Fun in the municipal court

This morning I argued a motion to compel with a municipal court prosecutor, who informed our judge that Brady does not apply to an internal investigation of officers who beat the crap out of my client. The argument was something like: a) it is not in my file, so I do not have to disclose it; b) I purposefully did not look at it, so I would not have to disclose it; and c) the defense has the burden of proving what it is that is in the file before the prosecutor can be forced to disclose it.
I point out that in Kyles v. Whitley the U.S. Supreme Court is very clear that the prosecutor has a duty to seek out Brady material and disclose it when it is in the possession of a government agency, but the prosecutor argues that there is no such duty. Eventually we discover that the pros. has not read Kyles v. Whitley (probably has not read Brady for that matter). The result of the hearing is that the pros. should read the case and then let our judge know if the judge still needs to review the materials.
Later in the day, I get a phone call (followed by a written motion) from the pros., who says that the officers have their own counsel, and that the officers, because they have counsel, have standing to object to the disclosure of the Brady material. So, we will have another hearing on the matter.
The same prosecutor today, in an unrelated trial, argues that an accident report, which contains statements from a witness who is not present to testify, is admissible because a) it is the officer’s observations and therefore it is admissible; and b) because they always admit accident reports in the municipal court.
Later, when I tell the jury in closing that they didn’t hear any evidence in this case because the pros. didn’t call any witness that actually saw the accident occur, the pros. objects, arguing that he has no burden to call the “victim” as a witness and that, since I have commented on their failure to call his “victim,” he should now be allowed to comment on the defendant’s failure to testify as well.
I understand that for the layperson, the point of all of this may not be clear. There are some basic rules and principles in criminal law (quite a few, actually), that lawyers are (should be?) taught in law school. Here are some:
1) The prosecution has a duty to disclose exculpatory evidence, including direct evidence of innocence and material that can be used for impeachment purposes at trial. The duty is a legal one and an ethical one. When prosecutors ignore this, or rationalize not disclosing, innocent people get convicted of crimes.
2) Hearsay is inadmissible, with some exceptions that are listed for you in the rules of evidence. Police reports and accident reports, which are based on information provided from people at the scene, are no more admissible than the officer’s testimony as to what witnesses told him.
3) The burden of proof is on the prosecution.
4) Just to be clear, the burden of proof is not on the defendant.
If you are going to prosecute (or defend, for that matter) criminal cases, no matter how large or small, at a minimum you should read the seminal cases in your area of law. Please, read Brady.
Read Kyles v. Whitley.
Read Miranda v. Arizona.
Read Crawford v. Washington.
Read the cases that interpret those cases, and yes they keep coming and it will never end. But you are a lawyer, you can do it.
And please, read the rules of criminal procedure and the rules of evidence. Don’t make shit up when you are arguing to a judge – they often rely on us to give them the law that applies to a given situation, and therefore they rely on us to be truthful and credible. Thanks.
If I am missing something here, please leave a comment and let me know.

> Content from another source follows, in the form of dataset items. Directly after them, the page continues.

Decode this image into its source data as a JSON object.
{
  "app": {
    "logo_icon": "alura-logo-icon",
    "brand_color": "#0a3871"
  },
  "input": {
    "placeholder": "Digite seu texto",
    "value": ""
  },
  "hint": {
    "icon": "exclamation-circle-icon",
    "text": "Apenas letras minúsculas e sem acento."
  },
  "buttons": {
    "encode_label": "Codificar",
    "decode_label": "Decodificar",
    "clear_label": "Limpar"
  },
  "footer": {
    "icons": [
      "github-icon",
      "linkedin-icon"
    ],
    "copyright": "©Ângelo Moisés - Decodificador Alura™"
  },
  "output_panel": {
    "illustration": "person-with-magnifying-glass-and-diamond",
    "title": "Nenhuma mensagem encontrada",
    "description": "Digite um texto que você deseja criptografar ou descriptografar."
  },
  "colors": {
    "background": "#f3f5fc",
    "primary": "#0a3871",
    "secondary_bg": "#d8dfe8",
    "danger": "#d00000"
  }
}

2 Responses to “Fun in the municipal court

  • Some prosecutorial legal theories are just precious.
    I once moved to recover documents seized during a search on the grounds that they were attorney-client privileged. (They were letters between the client and me.)
    The local DA solemnly informed me that the privilege had been “burst” by the search and no longer applied.

  • And there was the prosecutor who explained to me that there was no such thing as privilege when the charge was murder.
    Of course (and alas) there’s plenty of proud ignorance on our side of the aisle, too.